Álamos: un lugar para callar... y escuchar

Me cuesta trabajo escribir sobre Álamos, Sonora, porque Álamos merecería un libro de viajes -que hasta donde sé no se ha escrito en español... en inglés creo haber visto uno en una pequeña librería para turistas-; un libro literario, quiero decir, no turístico, crónicas de viaje en vez de descripciones y mapas; un fresco poético de este lugar para el que no hay palabras concretas que valgan. De Álamos se sabe que fue cuna de la diva del Cine Nacional, María Félix- a la que por cierto los sonorenses le debemos un homenaje por todo lo alto con sede, precisamente, en este poblado-y se tiene una vaga idea de lo hermoso y tranquilo que es. Solo una semana del año, Álamos se vuelve gentío, risas, danza callejera, payasos en zancos, música retumbando en los colosales muros que, dicen, sirvieron de tumba a varias muchachas "emparedadas" por desacatar el orden moral... al menos eso me cuentan mis alumnos. Pero desde que me lo dijeron, veo los muros de mi habitación y me pregunto si esconderán los restos de alguna joven rebelde. Solo una semana, decía, ocho de los 360 días del año, Álamos deja de lado el silencio, la paz, eco de pisadas deslizándose por piedritas... solo la última semana de enero, desde hace veinticinco años, la ciudad de las novias emparedadas, de las haciendas encantadas donde las luces se prenden solas y los gatos nada tienen que envidiarle a los de Haruki Murakami -hablan, cantan, bailan... te tocan la puerta de tu habitación y crees que es un fantasma, y no, es un gato de ojos enormemente dulces-, se atavía con galas de ciudad para recibir a los máximos exponentes de la ópera, la danza, el bel canto, el jazz, la música de cámara y otras manifestaciones artísticas complementarias. La literatura y las artes visuales forman parte del cuadro porque cada disciplina artística se alimenta de las demás: imposible que exista música sin literatura, o danza sin pintura, y en eso, considero, el FAOT, como popularmente le llaman al festival alamense en honor al tenor y político sonorense Alfonso Ortíz Tirado, otro distinguido hijo del callejón del beso, poco tiene que envidiarle al Festival Cervantino de Guanajuato. Aquí, la magia tradicional del lugar contribuye a hacer de cada espectáculo, de cada montaje, de cada presentación, un acto ritual.

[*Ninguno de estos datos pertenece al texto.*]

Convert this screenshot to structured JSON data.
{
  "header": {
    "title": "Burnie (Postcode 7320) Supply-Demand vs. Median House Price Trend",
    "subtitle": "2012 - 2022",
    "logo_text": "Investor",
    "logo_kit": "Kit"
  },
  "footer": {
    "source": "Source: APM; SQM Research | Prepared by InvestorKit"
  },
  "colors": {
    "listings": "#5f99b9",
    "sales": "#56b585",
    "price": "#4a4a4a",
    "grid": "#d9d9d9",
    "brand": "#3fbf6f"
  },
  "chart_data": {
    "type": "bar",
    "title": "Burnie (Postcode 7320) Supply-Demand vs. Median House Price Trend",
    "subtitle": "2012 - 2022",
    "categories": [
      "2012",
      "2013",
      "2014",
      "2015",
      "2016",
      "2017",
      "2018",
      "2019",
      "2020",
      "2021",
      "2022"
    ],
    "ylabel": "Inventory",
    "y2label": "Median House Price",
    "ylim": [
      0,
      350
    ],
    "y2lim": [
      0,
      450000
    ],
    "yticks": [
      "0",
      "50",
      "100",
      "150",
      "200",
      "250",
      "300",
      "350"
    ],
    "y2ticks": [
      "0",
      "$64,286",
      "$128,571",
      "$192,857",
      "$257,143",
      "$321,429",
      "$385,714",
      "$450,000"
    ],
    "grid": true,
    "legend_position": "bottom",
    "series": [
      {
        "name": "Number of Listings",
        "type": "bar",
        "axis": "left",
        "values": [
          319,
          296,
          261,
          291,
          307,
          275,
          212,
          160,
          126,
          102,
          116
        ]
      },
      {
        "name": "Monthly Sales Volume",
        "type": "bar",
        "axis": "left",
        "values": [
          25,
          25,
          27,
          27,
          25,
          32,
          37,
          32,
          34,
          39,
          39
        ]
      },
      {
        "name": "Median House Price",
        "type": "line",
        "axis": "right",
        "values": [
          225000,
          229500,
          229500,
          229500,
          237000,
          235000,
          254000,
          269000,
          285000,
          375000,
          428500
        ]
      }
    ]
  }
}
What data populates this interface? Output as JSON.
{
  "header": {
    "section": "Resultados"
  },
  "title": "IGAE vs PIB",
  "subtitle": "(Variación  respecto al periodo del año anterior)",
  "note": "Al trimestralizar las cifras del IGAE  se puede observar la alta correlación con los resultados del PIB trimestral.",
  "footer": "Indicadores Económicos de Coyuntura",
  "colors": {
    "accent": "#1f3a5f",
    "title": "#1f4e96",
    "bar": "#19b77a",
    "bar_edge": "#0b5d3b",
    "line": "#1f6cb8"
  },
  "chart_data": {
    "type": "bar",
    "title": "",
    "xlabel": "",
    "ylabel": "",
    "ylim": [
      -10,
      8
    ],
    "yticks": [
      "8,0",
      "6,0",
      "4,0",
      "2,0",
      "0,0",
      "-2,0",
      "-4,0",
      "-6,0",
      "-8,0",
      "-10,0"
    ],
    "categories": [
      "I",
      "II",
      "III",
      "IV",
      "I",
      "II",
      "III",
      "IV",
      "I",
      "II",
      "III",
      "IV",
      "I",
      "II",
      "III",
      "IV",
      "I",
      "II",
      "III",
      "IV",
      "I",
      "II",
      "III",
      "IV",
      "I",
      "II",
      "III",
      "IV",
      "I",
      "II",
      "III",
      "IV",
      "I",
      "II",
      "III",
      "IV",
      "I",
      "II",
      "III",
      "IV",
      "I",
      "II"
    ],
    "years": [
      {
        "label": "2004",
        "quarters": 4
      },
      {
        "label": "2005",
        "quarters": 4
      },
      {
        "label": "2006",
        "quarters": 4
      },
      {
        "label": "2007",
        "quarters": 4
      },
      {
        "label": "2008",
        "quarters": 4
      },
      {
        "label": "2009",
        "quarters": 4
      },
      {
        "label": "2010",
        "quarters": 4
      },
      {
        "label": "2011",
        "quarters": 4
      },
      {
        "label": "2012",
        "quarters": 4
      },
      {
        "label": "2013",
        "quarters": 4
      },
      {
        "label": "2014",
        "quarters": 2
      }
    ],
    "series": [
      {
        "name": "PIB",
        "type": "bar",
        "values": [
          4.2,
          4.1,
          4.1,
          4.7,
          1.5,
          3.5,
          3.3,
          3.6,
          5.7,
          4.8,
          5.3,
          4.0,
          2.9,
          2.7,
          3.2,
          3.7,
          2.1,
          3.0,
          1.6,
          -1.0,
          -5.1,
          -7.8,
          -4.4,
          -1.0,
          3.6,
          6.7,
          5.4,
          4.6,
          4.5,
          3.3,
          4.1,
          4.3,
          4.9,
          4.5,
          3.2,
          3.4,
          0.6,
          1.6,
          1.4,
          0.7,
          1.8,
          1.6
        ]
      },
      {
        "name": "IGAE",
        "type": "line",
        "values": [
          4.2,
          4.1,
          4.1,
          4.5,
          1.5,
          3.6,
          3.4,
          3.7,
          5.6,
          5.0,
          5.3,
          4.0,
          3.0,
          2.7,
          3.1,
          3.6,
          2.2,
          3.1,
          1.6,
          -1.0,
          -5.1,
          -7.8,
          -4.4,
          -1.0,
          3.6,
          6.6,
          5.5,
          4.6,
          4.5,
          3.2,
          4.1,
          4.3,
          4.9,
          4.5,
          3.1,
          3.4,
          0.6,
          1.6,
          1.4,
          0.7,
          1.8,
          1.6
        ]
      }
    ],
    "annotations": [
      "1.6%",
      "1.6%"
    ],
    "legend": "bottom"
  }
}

En esta ocasión tuve el privilegio de ser invitada a impartir un taller de creación literaria entre jóvenes preparatorianos del COBACH. Aunque siempre he dicho, y lo he dicho porque lo creo sinceramente y no porque es algo que se tenga que decir, que yo aprendo de mis alumnos tanto o más de lo que ellos puedan aprender de mí, accedí esta vez a un proceso de retroalimentación impresionante en el que los muchachos retribuyeron mis lecciones con narraciones y leyendas de su pueblo que me hicieron desear escribir un libro sobre Álamos. Nadie, estoy convencida, es capaz de narrar las leyendas como aquellos que han nacido y crecido entre los susurros espantados de las tías y las abuelas que dan fe de la novia aparecida en pleno panteón... la llorona local, dijéramos... y estos jóvenes son narradores natos, según lo comprobé no solo durante el intercambio verbal, sino también a través de su escritura. No tuve el gusto de conocer a la maestra de literatura de los jóvenes inscritos en mi taller, pero me hubiera encantado felicitarla. En un pueblo donde prácticamente no existen librerías y las bibliotecas son escuetas, modestas, semi vacías, estos muchachos resultaron lectores casi por vocación, que han saboreado y vivenciado cada lectura; que experimentan enorme curiosidad por lo que hay detrás de cada libro y de su autor. Esto, amén de su condición de narradores natos, puede darle al lector una idea de lo contenta que me siento por haber tenido la oportunidad de conocerlos y convivir con ellos.